Sylvie Gravagna qui s’inspire des travaux d’une universitaire spécialiste de l’anarchisme, Anne Steiner, auteure de Rirette l’Insoumise, Tulle (2013) a fait
  un habile découpage, refusant un ordre purement chronologique. Son monologue commence par l’évocation de la soi-disant « bande à Bonnot», un personnage pour lequel elle n’a jamais eu de sympathie. Elle insiste au contraire sur la révolte de très jeunes gens, comme Edouard Carouy ou Octave Garnier, abattu par la police à vingt-deux ans. Dans les Mémoires qu’il laissa, on pouvait lire qu’il refusait de « vivre la vie de la société actuelle » et « ne voulait pas attendre d’être mort pour vivre ». Rirette évoque de son côté « la misère, l’humiliation, l’exploitation, l’abrutissement » qui étaient le lot de la classe ouvrière, lorsqu’elle courbait l’échine…
En courtes saynètes, sont remémorées les meilleurs moments de la vie de groupe, quand,par exemple, la communauté de Romainville pédalait jusqu’à la Marne, «empruntait» une barque et ramait : « Que c’est beau la vie ! » Sont naturellement rappelés ici les pires comme le braquage de la rue Ordener, premier hold-up motorisé en décembre 1911. Bonnot est au volant et un garçon de recettes de la Société Générale est dévalisé et grièvement blessé. Audace inouïe qui suscite le rejet de l’anarchisme et que dénonce, dans le spectacle, la belle voix grave de Juliette Flipo.
Rirette rapporte elle-même son procès, les questions que lui pose l’Avocat général et ses réponses : «En 1909, à vingt-deux ans, vous êtes devenue directrice du journal L’Anarchie.» « Non, gérante. Il n’y a pas de directeur chez nous. Nous sommes des anarchistes. » (…) « Et si notre journal enseigne le mépris des morales conventionnelles, chacun est libre de choisir son chemin . »

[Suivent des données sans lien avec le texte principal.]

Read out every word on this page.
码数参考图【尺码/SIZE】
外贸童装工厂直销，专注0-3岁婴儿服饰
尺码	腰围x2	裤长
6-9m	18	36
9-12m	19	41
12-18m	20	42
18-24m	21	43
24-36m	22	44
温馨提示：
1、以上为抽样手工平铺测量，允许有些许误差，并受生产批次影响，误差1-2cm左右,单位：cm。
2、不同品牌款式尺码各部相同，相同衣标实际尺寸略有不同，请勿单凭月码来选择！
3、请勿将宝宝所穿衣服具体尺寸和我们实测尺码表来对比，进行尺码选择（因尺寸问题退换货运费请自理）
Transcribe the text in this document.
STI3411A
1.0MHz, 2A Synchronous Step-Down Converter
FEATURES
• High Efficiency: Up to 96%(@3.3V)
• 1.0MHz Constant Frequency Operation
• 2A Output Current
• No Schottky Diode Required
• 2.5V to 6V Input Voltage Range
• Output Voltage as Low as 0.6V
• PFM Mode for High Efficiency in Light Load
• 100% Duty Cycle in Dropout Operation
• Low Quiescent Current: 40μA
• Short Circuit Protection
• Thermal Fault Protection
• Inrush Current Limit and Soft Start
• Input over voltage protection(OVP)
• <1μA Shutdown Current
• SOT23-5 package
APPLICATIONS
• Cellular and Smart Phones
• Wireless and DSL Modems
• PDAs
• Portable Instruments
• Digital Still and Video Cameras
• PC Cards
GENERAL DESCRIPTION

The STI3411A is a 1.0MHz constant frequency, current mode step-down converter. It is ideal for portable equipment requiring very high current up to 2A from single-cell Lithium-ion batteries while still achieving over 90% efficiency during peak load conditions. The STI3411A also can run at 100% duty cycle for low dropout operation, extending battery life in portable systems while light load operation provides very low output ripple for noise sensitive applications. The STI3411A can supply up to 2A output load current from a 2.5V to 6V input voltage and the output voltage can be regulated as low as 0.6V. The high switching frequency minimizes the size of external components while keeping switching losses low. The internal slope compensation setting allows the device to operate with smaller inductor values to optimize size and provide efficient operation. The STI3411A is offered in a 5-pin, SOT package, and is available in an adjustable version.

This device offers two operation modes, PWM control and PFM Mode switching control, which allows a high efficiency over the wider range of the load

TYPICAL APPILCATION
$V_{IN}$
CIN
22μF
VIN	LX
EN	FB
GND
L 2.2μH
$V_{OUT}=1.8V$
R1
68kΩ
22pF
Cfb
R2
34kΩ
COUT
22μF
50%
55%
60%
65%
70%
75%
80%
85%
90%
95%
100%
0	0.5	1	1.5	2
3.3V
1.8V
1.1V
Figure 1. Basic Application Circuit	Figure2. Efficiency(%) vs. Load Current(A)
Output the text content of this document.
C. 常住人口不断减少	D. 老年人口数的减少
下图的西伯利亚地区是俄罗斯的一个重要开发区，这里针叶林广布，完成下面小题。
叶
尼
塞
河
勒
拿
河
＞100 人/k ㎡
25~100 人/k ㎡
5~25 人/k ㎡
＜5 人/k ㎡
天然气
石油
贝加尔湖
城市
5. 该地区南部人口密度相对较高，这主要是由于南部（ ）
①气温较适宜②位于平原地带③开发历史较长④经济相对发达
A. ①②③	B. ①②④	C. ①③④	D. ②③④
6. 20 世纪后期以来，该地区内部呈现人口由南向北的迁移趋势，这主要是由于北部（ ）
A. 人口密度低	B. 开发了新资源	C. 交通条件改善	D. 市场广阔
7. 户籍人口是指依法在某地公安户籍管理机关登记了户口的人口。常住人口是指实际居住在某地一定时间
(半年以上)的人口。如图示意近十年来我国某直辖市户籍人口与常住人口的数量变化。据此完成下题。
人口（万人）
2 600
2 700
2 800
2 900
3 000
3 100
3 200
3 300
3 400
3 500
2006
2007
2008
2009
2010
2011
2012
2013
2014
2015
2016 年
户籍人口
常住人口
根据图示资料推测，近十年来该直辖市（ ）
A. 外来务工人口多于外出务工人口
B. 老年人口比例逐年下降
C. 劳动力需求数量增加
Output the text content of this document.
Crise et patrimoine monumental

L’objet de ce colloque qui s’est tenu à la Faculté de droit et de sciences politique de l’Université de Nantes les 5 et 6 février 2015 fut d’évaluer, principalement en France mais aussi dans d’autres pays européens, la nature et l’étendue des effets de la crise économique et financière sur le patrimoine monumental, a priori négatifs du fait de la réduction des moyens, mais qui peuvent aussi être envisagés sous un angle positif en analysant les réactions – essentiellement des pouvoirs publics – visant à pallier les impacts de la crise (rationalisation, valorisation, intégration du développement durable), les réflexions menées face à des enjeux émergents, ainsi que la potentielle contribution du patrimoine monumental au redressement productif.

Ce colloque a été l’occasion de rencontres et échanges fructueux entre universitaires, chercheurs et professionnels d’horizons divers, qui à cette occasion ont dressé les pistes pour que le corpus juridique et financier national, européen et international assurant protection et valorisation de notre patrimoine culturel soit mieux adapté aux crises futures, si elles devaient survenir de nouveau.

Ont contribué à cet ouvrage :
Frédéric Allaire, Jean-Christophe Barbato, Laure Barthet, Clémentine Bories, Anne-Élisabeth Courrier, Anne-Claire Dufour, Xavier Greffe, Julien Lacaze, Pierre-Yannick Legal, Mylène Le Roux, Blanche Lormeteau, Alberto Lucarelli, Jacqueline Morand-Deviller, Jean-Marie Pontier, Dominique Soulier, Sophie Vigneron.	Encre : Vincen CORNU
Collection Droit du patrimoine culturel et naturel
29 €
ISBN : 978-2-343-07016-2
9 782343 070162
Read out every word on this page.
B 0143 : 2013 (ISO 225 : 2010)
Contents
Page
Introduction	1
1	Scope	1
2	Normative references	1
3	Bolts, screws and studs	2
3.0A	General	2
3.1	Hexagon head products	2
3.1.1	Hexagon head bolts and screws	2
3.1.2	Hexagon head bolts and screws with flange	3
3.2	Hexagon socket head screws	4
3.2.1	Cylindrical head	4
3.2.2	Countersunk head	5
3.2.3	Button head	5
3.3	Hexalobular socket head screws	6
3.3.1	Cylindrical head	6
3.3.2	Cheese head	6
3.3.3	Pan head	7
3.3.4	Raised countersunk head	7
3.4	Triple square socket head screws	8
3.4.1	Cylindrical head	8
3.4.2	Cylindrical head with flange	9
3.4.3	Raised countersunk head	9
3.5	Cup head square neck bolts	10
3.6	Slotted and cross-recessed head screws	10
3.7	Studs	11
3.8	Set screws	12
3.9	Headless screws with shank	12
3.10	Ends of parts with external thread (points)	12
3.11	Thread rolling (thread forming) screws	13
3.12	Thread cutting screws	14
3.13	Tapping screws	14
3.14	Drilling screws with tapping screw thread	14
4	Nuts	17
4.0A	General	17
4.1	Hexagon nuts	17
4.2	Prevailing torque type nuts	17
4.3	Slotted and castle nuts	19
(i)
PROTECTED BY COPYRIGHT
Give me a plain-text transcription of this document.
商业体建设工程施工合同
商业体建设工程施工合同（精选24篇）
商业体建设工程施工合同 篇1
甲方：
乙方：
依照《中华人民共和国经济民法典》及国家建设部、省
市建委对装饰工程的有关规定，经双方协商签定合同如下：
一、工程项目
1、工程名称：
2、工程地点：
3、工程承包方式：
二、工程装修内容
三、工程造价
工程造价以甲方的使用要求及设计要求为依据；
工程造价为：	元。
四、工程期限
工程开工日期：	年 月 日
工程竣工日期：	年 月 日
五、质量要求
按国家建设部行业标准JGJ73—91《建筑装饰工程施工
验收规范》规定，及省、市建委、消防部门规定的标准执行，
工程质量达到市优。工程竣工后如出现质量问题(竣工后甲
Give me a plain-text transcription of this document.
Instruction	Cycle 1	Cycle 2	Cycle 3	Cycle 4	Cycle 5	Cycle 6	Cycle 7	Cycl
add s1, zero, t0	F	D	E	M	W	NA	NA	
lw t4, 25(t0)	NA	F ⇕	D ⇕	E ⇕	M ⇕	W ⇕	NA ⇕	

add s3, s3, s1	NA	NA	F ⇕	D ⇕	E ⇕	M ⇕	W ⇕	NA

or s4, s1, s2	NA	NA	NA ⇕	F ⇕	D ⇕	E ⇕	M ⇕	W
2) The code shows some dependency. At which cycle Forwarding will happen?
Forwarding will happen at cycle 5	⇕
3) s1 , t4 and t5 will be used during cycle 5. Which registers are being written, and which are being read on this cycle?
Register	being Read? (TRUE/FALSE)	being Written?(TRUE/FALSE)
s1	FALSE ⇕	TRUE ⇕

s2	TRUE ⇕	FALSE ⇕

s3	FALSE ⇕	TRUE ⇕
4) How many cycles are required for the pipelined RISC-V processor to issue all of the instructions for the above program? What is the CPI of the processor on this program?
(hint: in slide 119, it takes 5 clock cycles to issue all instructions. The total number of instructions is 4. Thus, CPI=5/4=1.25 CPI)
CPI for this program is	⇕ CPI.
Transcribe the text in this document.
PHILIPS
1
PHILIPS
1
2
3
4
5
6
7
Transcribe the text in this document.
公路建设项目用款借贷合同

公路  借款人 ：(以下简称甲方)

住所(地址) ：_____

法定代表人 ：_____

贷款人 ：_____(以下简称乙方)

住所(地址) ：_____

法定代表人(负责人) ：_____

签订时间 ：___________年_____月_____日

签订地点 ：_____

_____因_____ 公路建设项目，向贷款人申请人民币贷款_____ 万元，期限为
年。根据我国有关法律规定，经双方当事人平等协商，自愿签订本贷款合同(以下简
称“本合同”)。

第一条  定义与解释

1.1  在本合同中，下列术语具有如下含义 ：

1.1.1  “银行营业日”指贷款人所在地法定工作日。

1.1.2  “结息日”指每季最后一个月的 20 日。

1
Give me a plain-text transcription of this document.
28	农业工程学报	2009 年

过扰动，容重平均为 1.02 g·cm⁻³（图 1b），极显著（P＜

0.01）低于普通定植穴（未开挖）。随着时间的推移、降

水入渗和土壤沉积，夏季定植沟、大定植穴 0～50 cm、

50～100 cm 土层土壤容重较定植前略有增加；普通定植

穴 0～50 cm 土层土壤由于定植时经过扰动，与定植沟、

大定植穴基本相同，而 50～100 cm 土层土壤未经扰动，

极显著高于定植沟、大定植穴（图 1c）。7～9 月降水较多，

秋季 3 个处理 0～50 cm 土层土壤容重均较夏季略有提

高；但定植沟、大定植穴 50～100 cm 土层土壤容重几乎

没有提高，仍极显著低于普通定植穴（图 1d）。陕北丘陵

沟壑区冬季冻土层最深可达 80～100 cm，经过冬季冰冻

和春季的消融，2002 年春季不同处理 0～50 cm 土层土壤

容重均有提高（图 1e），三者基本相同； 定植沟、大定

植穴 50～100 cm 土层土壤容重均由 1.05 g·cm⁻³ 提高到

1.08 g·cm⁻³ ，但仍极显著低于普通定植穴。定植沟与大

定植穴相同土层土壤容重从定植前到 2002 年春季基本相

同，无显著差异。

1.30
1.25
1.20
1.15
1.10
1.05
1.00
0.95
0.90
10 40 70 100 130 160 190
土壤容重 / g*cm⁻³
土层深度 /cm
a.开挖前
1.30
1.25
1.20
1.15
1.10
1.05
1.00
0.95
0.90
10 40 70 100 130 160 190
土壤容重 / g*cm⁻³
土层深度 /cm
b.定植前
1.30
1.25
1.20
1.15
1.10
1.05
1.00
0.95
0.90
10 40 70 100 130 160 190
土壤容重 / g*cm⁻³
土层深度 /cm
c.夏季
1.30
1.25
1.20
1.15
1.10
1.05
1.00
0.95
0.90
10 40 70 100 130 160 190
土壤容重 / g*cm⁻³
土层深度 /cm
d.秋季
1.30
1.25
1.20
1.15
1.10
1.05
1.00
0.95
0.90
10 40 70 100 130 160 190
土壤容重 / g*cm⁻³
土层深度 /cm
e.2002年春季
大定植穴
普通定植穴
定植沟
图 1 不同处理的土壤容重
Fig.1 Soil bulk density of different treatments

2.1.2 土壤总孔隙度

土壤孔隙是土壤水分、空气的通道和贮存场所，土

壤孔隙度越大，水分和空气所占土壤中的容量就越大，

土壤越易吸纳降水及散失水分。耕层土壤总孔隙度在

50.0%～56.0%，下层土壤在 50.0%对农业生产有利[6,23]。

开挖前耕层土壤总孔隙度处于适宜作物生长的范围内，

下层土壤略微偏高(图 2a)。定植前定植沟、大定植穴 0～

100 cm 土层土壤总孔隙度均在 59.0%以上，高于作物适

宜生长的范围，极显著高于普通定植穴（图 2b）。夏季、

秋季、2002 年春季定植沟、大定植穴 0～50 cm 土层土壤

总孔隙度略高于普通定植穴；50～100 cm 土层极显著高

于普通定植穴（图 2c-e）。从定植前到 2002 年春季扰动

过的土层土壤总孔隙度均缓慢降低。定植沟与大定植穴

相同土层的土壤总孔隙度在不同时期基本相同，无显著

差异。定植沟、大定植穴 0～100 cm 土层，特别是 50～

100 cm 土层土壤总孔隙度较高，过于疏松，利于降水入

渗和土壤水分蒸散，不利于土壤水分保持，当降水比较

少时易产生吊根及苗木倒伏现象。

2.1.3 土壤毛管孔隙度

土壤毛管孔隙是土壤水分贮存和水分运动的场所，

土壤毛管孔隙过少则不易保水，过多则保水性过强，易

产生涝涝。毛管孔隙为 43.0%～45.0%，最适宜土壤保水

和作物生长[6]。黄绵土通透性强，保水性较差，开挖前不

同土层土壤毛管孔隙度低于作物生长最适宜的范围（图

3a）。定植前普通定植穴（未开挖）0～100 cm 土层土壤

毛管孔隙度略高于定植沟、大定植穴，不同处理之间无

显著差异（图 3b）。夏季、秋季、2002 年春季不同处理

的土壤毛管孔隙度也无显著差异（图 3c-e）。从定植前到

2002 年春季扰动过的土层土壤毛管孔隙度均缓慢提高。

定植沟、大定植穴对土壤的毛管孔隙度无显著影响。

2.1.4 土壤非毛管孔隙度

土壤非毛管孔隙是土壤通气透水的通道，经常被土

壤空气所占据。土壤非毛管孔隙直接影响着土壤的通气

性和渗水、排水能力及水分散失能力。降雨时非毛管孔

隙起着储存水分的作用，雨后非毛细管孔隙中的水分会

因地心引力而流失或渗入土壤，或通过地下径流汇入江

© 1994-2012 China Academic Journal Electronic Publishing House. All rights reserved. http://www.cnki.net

Rirette trace le portrait de celui qui fut « son plus beau souvenir d’anarchie », Libertad le bien nommé, « appuyé sur des béquilles, la tête énorme et le buste rabougri». Elle parle de sa voix et de sa verve, qui «l’électrisaient. «Ce n’est pas dans cent ans qu’il faut vivre en anarchiste. C’est maintenant. Méfiez-vous de ceux qui prônent la grève générale pour bâtir ensuite un monde meilleur ! » Et de rapporter ses bons mots : «La propagande par la fête ! ».
Quand Sylvie Gravagna
fait allusion à la Ruche de Sébastien Faure, expérience d’éducation mixte et anti-autoritaire pour orphelins, la musicienne pose son instrument, se lève et se lance sur l’air de L’Internationale dans une danse folle, L’Internationale des enfants. Malgré l’abondance des informations livrées, le spectacle, jamais difficile à suivre, est passionnant de bout en bout, réveille les morts ou une mémoire largement occultée et retrace la trajectoire romanesque d’une femme qui ne s’est jamais pliée à son destin…

Nicole Gabriel

Jusqu’au 22 février,  Local des autrices, 18 rue de l’Orillon, Paris (XI ème). T. : 01 46 36 11 89.